Krakow

Krakow was the national capital of Poland in the 16th century, the residence of monarchs, the place of coronation and burial of Polish kings.

What I saw in Krakow!

▲▲▲ Main Market Square Stunning heart of Kraków and a people magnet any time of day.

▲▲ St. Mary’s Church Landmark church with extraordinary wood-carved Gothic altarpiece.

▲▲ Cloth Hall Fourteenth-century market hall with 21st-century souvenirs.

▲▲ St. Francis’ Basilica Lovely Gothic church with some of Poland’s best Art Nouveau.

▲▲ Wawel Cathedral Poland’s splendid national church, with tons of tombs, a crypt, and a climbable tower.

▲▲ Wawel Castle Grounds Historic hilltop with views, castle, cathedral, courtyard with chakras, and a passel of museums.

What I missed:

▲▲▲ Schindler’s Factory Museum Historic building where Oskar Schindler saved more than 1,000 Jewish workers, now filled with engaging exhibit about Kraków’s WWII experience.

▲▲ Planty Once a moat, now a scenic park encircling the city.

▲▲ Gallery of 19th-Century Polish Art Worthwhile collection of paintings by should-be-famous artists, upstairs in the Cloth Hall.

▲▲ Wyspiański Museum Art by the talented leader of the Młoda Polska (Polish Art Nouveau) movement.

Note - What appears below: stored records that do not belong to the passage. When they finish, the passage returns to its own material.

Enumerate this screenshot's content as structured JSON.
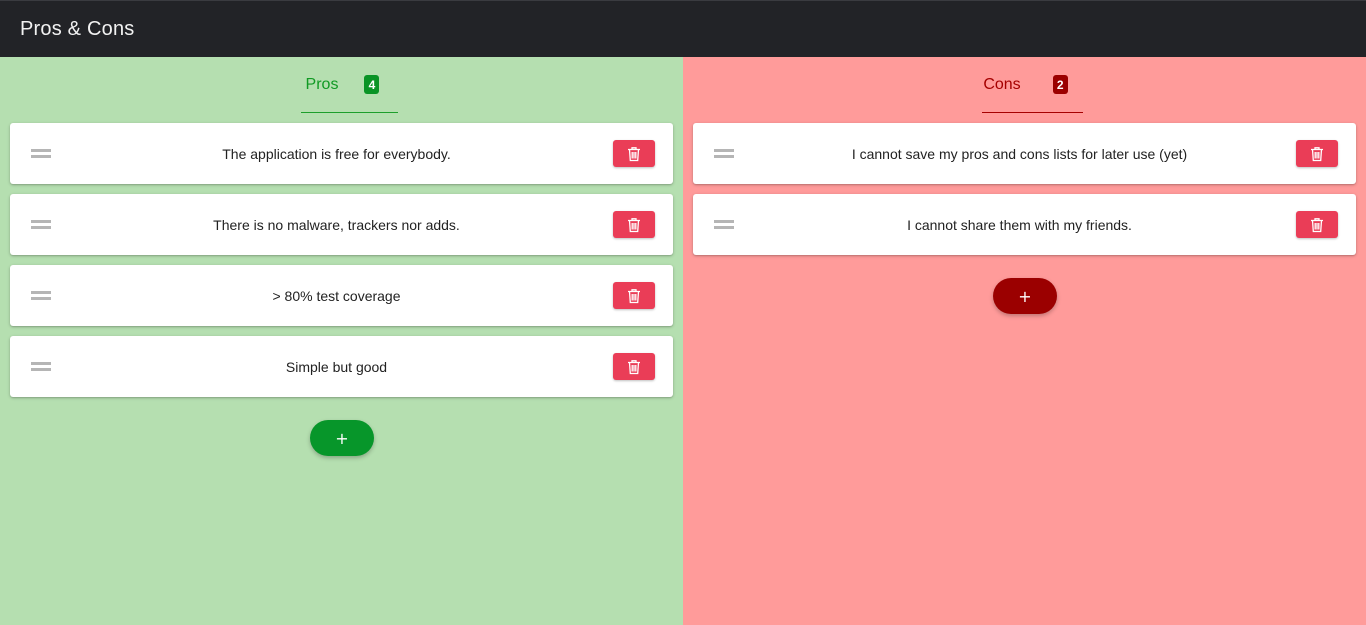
{
  "app": {
    "title": "Pros & Cons"
  },
  "colors": {
    "pros_accent": "#0a9426",
    "pros_background": "#b5dfb0",
    "cons_accent": "#9b0000",
    "cons_background": "#ff9b9a",
    "delete_button": "#ea3d57",
    "appbar": "#222327"
  },
  "pros": {
    "label": "Pros",
    "count": "4",
    "items": [
      {
        "text": "The application is free for everybody."
      },
      {
        "text": "There is no malware, trackers nor adds."
      },
      {
        "text": "> 80% test coverage"
      },
      {
        "text": "Simple but good"
      }
    ],
    "add_label": "+"
  },
  "cons": {
    "label": "Cons",
    "count": "2",
    "items": [
      {
        "text": "I cannot save my pros and cons lists for later use (yet)"
      },
      {
        "text": "I cannot share them with my friends."
      }
    ],
    "add_label": "+"
  },
  "icons": {
    "drag": "drag-handle-icon",
    "delete": "trash-icon"
  }
}
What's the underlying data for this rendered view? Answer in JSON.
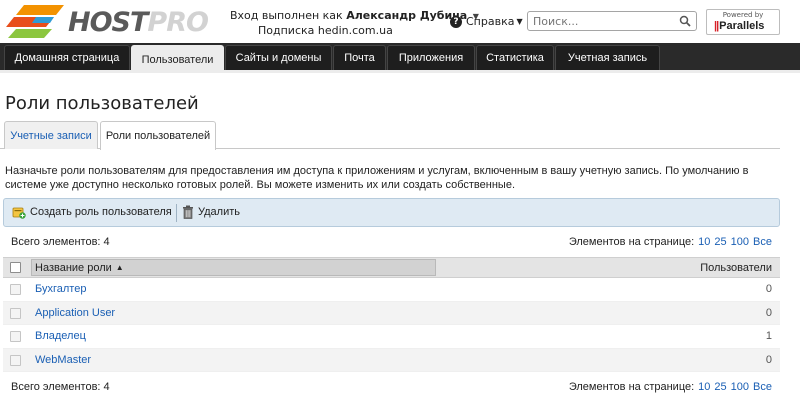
{
  "header": {
    "logo_text_main": "HOST",
    "logo_text_accent": "PRO",
    "login_label": "Вход выполнен как",
    "user_name": "Александр Дубина",
    "subscription_label": "Подписка",
    "subscription_value": "hedin.com.ua",
    "help_label": "Справка",
    "search_placeholder": "Поиск...",
    "powered_by": "Powered by",
    "parallels": "Parallels"
  },
  "nav": {
    "tabs": [
      {
        "label": "Домашняя страница",
        "active": false
      },
      {
        "label": "Пользователи",
        "active": true
      },
      {
        "label": "Сайты и домены",
        "active": false
      },
      {
        "label": "Почта",
        "active": false
      },
      {
        "label": "Приложения",
        "active": false
      },
      {
        "label": "Статистика",
        "active": false
      },
      {
        "label": "Учетная запись",
        "active": false
      }
    ]
  },
  "page": {
    "title": "Роли пользователей",
    "subtabs": [
      {
        "label": "Учетные записи",
        "active": false
      },
      {
        "label": "Роли пользователей",
        "active": true
      }
    ],
    "description": "Назначьте роли пользователям для предоставления им доступа к приложениям и услугам, включенным в вашу учетную запись. По умолчанию в системе уже доступно несколько готовых ролей. Вы можете изменить их или создать собственные."
  },
  "toolbar": {
    "create_label": "Создать роль пользователя",
    "delete_label": "Удалить"
  },
  "list": {
    "total_label": "Всего элементов: 4",
    "per_page_label": "Элементов на странице:",
    "per_page_options": [
      "10",
      "25",
      "100",
      "Все"
    ],
    "col_name": "Название роли",
    "col_users": "Пользователи",
    "rows": [
      {
        "name": "Бухгалтер",
        "users": "0"
      },
      {
        "name": "Application User",
        "users": "0"
      },
      {
        "name": "Владелец",
        "users": "1"
      },
      {
        "name": "WebMaster",
        "users": "0"
      }
    ]
  },
  "colors": {
    "nav_bg": "#2a2a2a",
    "link": "#1a5fb4",
    "toolbar_bg": "#dfeaf3",
    "logo_orange": "#f39200",
    "logo_green": "#8cc63f"
  }
}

▲▲ Old Jewish Cemetery Poignant burial site in Kazimierz, with graves from 1552 to 1800.

▲▲ Rynek Underground Museum Super-modern exhibit on medieval Kraków filling excavated cellars beneath the Main Market Square.

▲ Czartoryski Museum Varied collection, with European paintings and Polish armor, handicrafts, and decorative arts.

▲ Jagiellonian University Museum: Collegium Maius Proud collection of historic university, surrounding a tranquil courtyard where medieval professors lived.

▲ New Jewish Cemetery Graveyard with tombs from after 1800, partly restored after Nazi desecration.

▲ Ethnographic Museum Traditional rural Polish life on display.

▲ Pharmacy Under the Eagle Small Podgórze exhibit about the Holocaust in Kraków, including three evocative historic films.

▲ Museum of Contemporary Art in Kraków Today’s thought-provoking art, displayed in renovated old warehouses behind Schindler’s Factory Museum.

Auschwitz

Auschwitz-Birkenau (1941 – 1945) was the largest of Nazi Germany’s concentration camps. Located in German-occupied southern Poland, it took its name from the nearby town of Oświęcim, situated within the range of about 60 kilometers from Kraków, and 280 kilometers from Warsaw. The complex consisted of three main camps: Auschwitz I – the administrative centre, Auschwitz II (Birkenau) – an extermination camp, and Auschwitz III (Monowitz) – a work camp. In 1990, the figure of the people killed in the camp was placed at 1.1 million. About 90 percent of them were Jews from almost every European country. Most of the dead were killed in gas chambers using Zyklon B; other deaths were caused by systematic starvation, forced labor, lack of disease control, individual executions, and the so-called medical experiments. At the end of the war, the SS made great efforts to destroy what remained of the camp, burn the archives, and murder all the people they referred to as the „Bearers of Secrets”. Auschwitz-Birkenau Tour gives you an opportunity to learn about holocaust and see one of the most terrifying but also touching places in the World.